ADR 0004 — Bradley–Terry ranking over simple win-rate

Status: Accepted (2026-05). Shipped as Phase 8. Context: Chapter 17 — Ranking Pipeline.

Decision

For multi-profile evaluation, fit a Bradley–Terry MLE on the pairwise win matrix via iterative Minorization-Maximization. Report 95% percentile-bootstrap confidence intervals. Use a symmetric +0.5 smoothing prior to keep the MLE bounded when one profile is undefeated.

What we considered

Option	Pros	Cons
Simple win-rate (wins / total)	Trivial to compute.	Doesn’t account for matchup structure when not all profiles meet equally; no statistical guarantee.
Elo iterative update	Familiar from chess.	Sensitive to scheduling; no natural confidence intervals; tunable K-factor adds another knob.
Bradley–Terry MLE	Closed-form fit; natural pairwise interpretation; CI via bootstrap.	Needs smoothing to handle undefeated profiles; requires `numpy`.
TrueSkill / Glicko	Per-player rating with uncertainty built in.	Heavy machinery for our small-N case; extra deps.

Why Bradley–Terry

The matchup structure is already pairwise. A “race instance” pits N profiles against each other on one scenario. The natural primitive is the win matrix.
Same approach LMSys Chatbot Arena uses. Well-understood, widely-explained model; reviewers don’t need to learn a custom rating scheme.
Closed-form symmetric smoothing handles degenerate cases. When profile A beats profile B in every round, vanilla MLE diverges to +inf. The +0.5 phantom-games prior (apps/arena/src/ranking.py:101) keeps ratings finite; bootstrap CIs reflect the resulting uncertainty.
Bootstrap CI gives reviewers what they actually need: “Is the difference between strategy and bare significant?” — answered by whether the 95% CIs overlap.

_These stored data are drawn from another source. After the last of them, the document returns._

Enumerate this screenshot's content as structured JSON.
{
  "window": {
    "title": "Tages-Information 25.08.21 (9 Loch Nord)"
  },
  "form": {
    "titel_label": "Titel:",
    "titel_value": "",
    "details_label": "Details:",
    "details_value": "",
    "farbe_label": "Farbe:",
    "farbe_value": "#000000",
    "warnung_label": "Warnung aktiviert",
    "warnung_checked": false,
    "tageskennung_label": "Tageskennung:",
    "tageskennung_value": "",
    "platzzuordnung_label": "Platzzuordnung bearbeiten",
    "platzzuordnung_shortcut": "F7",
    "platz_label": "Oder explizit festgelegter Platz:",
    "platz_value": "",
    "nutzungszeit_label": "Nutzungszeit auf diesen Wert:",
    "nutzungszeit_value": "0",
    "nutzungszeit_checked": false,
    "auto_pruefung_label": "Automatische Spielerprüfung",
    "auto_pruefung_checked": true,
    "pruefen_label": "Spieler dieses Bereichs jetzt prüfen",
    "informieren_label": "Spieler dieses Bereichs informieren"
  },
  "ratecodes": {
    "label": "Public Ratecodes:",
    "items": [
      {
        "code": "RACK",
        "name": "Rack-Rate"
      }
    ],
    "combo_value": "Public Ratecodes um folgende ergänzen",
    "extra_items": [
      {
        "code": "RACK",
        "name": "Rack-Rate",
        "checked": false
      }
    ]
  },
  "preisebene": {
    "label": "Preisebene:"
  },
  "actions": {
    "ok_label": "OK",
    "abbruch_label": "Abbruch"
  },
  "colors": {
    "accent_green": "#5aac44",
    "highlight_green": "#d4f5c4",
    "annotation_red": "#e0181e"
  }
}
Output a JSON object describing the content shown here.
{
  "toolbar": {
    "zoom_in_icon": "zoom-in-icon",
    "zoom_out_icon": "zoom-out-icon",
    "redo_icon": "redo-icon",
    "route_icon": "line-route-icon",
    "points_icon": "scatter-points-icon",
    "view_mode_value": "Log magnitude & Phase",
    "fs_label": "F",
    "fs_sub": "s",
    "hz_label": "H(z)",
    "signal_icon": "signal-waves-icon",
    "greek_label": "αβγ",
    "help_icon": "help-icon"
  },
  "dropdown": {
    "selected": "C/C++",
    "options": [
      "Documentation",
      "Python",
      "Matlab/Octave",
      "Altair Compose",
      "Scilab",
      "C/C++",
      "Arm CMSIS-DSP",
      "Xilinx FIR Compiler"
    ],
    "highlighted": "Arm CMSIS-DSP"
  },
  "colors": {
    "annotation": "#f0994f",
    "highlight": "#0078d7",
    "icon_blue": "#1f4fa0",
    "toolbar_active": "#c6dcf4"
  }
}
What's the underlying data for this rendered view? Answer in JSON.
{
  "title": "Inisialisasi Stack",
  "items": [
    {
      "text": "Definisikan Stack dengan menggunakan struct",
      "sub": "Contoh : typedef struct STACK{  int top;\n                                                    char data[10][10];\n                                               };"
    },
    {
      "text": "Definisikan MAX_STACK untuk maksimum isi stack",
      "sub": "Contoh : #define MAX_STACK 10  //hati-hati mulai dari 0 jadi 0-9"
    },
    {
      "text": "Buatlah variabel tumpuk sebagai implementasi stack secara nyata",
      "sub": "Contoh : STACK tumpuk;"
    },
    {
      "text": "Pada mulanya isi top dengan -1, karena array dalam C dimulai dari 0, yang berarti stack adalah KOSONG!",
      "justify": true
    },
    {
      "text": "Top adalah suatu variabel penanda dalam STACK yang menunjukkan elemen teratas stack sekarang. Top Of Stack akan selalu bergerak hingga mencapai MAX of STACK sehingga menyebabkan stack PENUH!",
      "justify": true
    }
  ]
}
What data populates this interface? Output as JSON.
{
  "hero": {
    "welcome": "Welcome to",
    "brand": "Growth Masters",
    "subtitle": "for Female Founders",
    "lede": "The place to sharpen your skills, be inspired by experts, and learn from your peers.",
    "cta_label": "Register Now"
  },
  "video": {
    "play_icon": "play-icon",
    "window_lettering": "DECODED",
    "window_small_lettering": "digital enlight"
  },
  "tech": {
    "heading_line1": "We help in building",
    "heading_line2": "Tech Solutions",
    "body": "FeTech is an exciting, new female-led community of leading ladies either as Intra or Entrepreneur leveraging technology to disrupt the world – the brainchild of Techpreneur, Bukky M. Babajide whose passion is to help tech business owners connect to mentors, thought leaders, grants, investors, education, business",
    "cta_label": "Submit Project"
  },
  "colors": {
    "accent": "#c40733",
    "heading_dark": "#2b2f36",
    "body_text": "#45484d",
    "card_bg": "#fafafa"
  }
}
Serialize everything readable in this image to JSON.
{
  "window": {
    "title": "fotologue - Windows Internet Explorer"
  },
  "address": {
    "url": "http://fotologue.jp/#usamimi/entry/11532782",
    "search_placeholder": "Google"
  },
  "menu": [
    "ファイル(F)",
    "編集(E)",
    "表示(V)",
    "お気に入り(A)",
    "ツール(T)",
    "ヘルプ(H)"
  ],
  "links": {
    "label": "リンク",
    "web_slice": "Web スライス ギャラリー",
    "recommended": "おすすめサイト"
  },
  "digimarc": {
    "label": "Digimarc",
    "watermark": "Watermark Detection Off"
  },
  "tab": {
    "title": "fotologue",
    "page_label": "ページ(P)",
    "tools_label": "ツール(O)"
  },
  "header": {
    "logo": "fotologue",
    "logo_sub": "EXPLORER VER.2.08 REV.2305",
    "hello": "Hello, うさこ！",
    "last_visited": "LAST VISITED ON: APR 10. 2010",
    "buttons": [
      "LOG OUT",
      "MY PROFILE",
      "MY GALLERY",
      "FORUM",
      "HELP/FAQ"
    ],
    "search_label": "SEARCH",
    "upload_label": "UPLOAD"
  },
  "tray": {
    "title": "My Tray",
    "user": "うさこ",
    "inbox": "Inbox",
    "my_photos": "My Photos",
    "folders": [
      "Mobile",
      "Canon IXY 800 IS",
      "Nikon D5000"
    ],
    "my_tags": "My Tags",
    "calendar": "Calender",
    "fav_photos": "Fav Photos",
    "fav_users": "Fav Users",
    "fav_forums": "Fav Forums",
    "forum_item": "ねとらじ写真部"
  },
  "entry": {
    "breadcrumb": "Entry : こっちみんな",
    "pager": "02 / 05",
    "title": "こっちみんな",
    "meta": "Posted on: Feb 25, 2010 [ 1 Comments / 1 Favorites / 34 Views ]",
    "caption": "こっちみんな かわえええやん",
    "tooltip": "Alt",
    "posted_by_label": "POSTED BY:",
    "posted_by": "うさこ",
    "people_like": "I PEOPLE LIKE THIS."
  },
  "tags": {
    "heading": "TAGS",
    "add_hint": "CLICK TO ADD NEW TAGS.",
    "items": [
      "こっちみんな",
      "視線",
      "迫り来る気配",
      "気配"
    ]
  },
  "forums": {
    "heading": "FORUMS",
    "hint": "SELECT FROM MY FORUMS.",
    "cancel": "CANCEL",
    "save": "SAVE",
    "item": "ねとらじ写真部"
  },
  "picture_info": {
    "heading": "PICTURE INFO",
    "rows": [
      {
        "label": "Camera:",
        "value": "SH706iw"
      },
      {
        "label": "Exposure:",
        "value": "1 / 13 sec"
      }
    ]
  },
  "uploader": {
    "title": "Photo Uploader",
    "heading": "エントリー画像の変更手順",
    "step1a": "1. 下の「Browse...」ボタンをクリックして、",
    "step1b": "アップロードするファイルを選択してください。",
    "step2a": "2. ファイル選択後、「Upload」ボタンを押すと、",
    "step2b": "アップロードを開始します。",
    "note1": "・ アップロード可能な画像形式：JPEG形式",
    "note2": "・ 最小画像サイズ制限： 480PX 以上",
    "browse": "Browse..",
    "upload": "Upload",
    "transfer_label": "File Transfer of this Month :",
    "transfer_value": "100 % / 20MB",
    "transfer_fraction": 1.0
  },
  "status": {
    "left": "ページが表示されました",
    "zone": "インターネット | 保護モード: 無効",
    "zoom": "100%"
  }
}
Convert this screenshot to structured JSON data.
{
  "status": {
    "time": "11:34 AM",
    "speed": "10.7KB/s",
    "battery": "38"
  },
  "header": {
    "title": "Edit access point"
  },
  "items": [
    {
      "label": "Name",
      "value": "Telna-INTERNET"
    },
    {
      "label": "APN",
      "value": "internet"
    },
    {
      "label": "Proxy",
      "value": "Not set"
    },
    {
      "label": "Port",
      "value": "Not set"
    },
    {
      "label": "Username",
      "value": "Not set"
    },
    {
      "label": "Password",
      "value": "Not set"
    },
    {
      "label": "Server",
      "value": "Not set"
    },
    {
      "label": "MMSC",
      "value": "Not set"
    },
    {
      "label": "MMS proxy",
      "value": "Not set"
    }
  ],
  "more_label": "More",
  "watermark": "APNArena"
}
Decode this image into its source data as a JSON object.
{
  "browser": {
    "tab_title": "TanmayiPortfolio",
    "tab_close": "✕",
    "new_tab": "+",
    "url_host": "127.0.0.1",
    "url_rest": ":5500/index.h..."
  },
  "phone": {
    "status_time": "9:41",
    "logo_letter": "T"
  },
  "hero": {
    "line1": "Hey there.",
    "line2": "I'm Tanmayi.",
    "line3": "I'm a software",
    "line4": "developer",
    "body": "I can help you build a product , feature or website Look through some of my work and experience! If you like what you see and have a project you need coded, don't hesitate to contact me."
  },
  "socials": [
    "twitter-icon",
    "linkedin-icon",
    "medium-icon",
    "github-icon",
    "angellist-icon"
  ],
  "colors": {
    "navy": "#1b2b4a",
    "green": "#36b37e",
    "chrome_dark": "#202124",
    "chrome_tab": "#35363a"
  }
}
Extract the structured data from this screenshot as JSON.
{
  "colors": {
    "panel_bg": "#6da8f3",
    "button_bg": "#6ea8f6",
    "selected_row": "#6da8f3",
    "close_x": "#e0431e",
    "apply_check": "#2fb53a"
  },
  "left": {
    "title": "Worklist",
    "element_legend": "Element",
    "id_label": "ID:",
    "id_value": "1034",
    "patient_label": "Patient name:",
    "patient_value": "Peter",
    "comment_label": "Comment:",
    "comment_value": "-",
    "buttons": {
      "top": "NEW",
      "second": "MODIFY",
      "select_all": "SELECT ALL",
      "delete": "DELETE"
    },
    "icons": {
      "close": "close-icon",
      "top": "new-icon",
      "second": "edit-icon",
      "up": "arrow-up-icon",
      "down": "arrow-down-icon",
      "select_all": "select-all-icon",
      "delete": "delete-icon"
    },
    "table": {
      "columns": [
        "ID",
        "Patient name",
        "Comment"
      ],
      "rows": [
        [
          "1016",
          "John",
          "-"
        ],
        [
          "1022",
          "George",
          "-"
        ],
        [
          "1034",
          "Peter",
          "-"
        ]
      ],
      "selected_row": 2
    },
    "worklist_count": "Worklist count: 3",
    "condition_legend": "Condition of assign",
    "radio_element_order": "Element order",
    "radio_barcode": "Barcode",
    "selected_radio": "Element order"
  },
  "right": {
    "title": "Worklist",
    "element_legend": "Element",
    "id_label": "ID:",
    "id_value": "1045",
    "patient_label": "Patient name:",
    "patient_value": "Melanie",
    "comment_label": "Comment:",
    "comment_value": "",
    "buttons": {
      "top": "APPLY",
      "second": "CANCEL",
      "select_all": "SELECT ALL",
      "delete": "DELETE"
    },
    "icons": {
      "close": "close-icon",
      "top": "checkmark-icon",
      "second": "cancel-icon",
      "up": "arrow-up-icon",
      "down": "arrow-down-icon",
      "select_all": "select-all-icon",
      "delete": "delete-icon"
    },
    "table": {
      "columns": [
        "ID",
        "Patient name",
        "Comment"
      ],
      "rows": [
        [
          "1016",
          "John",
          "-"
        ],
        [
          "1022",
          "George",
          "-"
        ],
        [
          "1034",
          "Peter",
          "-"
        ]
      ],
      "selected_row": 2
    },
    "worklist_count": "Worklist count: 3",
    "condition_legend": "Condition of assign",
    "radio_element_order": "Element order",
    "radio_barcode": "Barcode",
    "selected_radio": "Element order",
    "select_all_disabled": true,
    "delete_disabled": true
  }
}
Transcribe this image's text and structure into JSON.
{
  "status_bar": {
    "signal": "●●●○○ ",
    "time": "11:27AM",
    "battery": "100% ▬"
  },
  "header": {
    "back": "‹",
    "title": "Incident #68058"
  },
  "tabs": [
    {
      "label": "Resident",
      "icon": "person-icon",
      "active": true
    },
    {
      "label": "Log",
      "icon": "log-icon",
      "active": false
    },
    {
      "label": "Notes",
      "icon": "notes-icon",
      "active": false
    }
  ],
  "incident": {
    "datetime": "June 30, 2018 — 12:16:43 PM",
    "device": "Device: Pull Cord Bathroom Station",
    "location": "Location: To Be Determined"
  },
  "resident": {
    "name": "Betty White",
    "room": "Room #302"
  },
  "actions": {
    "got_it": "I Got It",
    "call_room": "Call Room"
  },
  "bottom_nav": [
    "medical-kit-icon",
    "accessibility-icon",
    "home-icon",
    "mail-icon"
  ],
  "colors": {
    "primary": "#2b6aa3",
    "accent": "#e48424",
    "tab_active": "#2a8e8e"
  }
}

What we explicitly traded away

Cross-round score persistence. Each arena rank invocation is self-contained. There’s no global rating ladder accumulating across CLI runs. The MetricPayload events emitted under run_id="ranking" (apps/arena/src/ranking.py:235) make this possible later, but nothing reads them today.
Per-scenario ratings. _collect_outcomes keeps scenario in the matchup key (so cross-scenario pairs don’t compare), but the final rating is aggregated across scenarios. Per-scenario breakdowns are recoverable from the events; the table summary collapses them.

Why the lexicographic scoring (not a weighted sum)

composite_score = (age_index, population, food + wood) (ranking.py:80). Lexicographic, not weighted.

The rationale is the same one that drove the autoresearch composite score: reaching a higher age dominates any amount of lower-age economy. A weighted sum would let an agent “cheat” by stockpiling food in Dark Age to outrank a Feudal-Age opponent. Lexicographic ordering encodes the actual game-strategic intuition: you cannot trade age progress for resources.

The score function is passed in (ranking.py:307 — score_fn parameter) so research with different goals can swap it without changing the harness.

Consequences

Positive

Statistically defensible head-to-head comparisons with low ceremony.
Pluggable scoring (score_fn) keeps the harness general.
Bootstrap with bootstrap_seed keeps CIs reproducible across runs.

Negative

Needs numpy (already a dep — for world_sim).
The MM solver caps at 1000 iterations; in pathological cases a non-converged result raises RankingError. Rare in practice.
Bootstrap is N²-ish in samples × profiles² for win-matrix construction; at default bootstrap_samples=1000 and small N this is negligible. Larger evaluations might need vectorization.

Chapter 17 — Ranking Pipeline — operating guide.
Hunter (2004), “MM algorithms for generalized Bradley–Terry models” — the solver reference.